Le dernier film de Gérard Philipe est La fièvre monte à El Pao de Luis Buñuel, l'histoire d'un gouverneur arrivant dans un pays d'Amérique latine qui institue une discipline de fer et ce faisant, favorise l'éclosion d'une rébellion qui va faire de nombreuses victimes. Souvent mésestimé car en partie critiqué par Buñuel lui-même, le film réalisera tout de même 1,59 millions d'entrées et vaut mieux que sa réputation. Mais Philipe est diagnostiqué d'un cancer du foie qui l'emportera quelques mois après le tournage, à 36 ans.

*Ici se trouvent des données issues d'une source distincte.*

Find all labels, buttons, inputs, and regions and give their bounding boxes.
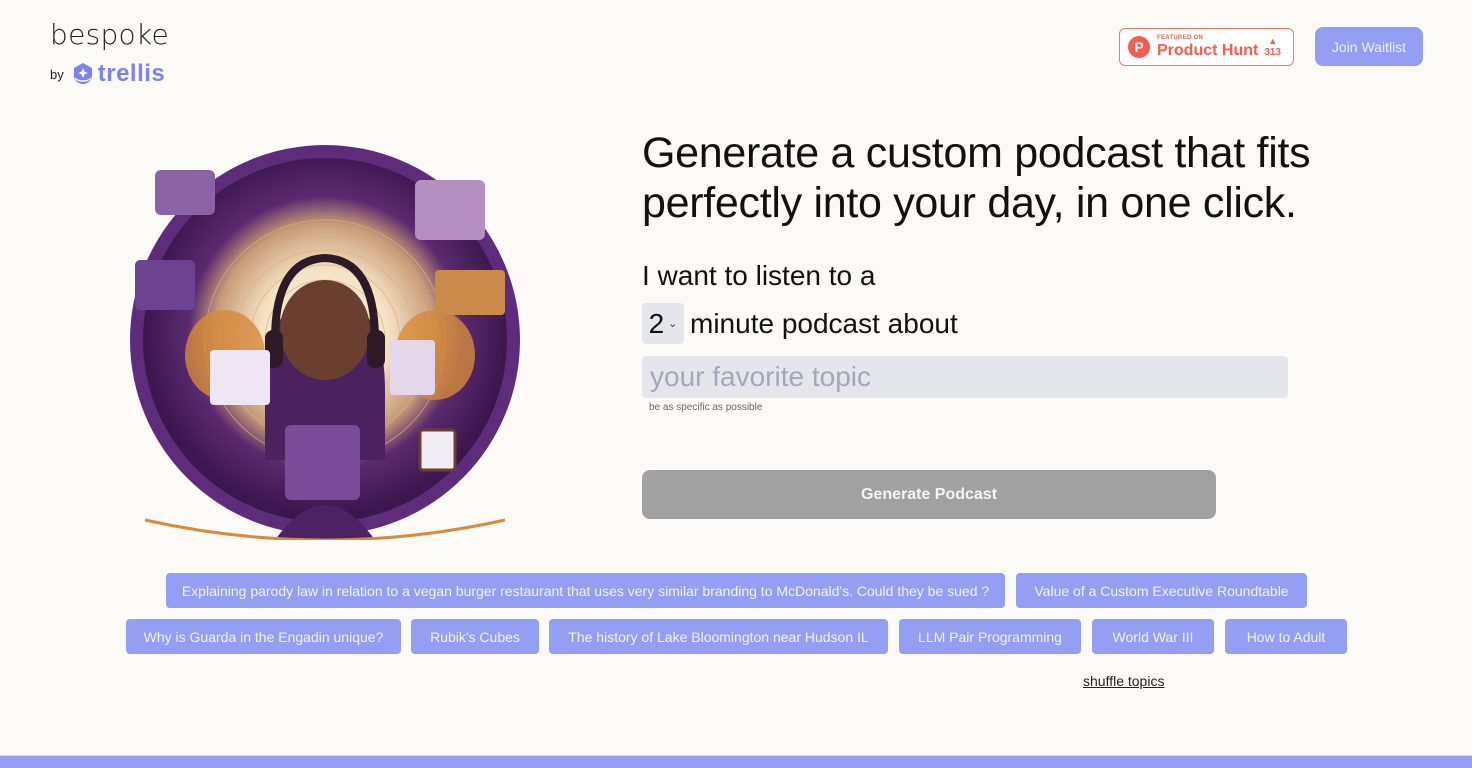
topic-input[interactable] (642, 356, 1288, 398)
topic-chip[interactable]: How to Adult (1225, 619, 1347, 654)
brand-name: bespoke (50, 18, 170, 51)
topic-chip[interactable]: Rubik's Cubes (411, 619, 539, 654)
hero-illustration (130, 145, 520, 540)
duration-row: 2 ⌄ minute podcast about (642, 303, 958, 344)
trellis-name: trellis (97, 60, 166, 87)
footer-bar (0, 755, 1472, 768)
topic-chip[interactable]: Value of a Custom Executive Roundtable (1016, 573, 1307, 608)
product-hunt-name: Product Hunt (1157, 42, 1259, 59)
product-hunt-featured: FEATURED ON (1157, 35, 1204, 41)
lead-text: I want to listen to a (642, 260, 876, 291)
product-hunt-icon: P (1128, 36, 1150, 58)
topic-chip[interactable]: The history of Lake Bloomington near Hud… (549, 619, 888, 654)
chevron-down-icon: ⌄ (668, 318, 678, 330)
trellis-logo-icon (73, 63, 92, 84)
duration-select[interactable]: 2 ⌄ (642, 303, 684, 344)
upvote-arrow-icon: ▲ (1268, 35, 1278, 46)
topic-chip[interactable]: Why is Guarda in the Engadin unique? (126, 619, 401, 654)
topic-chip[interactable]: World War III (1092, 619, 1214, 654)
brand-logo[interactable]: bespoke by trellis (50, 18, 170, 87)
shuffle-topics-link[interactable]: shuffle topics (1083, 673, 1164, 689)
generate-podcast-button[interactable]: Generate Podcast (642, 470, 1216, 519)
by-label: by (50, 66, 64, 82)
product-hunt-badge[interactable]: P FEATURED ON Product Hunt ▲ 313 (1119, 28, 1294, 66)
powered-by: by trellis (50, 60, 165, 88)
product-hunt-text: FEATURED ON Product Hunt (1157, 35, 1258, 59)
duration-value: 2 (648, 307, 665, 339)
product-hunt-votes: ▲ 313 (1264, 35, 1281, 58)
join-waitlist-button[interactable]: Join Waitlist (1315, 27, 1423, 66)
topic-hint: be as specific as possible (649, 402, 763, 413)
duration-tail-text: minute podcast about (690, 307, 958, 339)
topic-chip[interactable]: LLM Pair Programming (899, 619, 1081, 654)
page-headline: Generate a custom podcast that fits perf… (642, 129, 1311, 227)
upvote-count: 313 (1264, 46, 1281, 58)
site-header: bespoke by trellis P FEATURED ON Product… (0, 0, 1472, 100)
topic-chip[interactable]: Explaining parody law in relation to a v… (166, 573, 1005, 608)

Cette mort prématurée de Gérard Philipe en a fait une des icônes du cinéma français. Certains lui prédisaient un avenir à la Marcello Mastroianni ou à la Laurence Olivier mais, son décès l'a figé dans une éternelle jeunesse qui en a fait le visage du cinéma d'après-guerre et du jeune premier des années 50. Et c'est déjà beaucoup.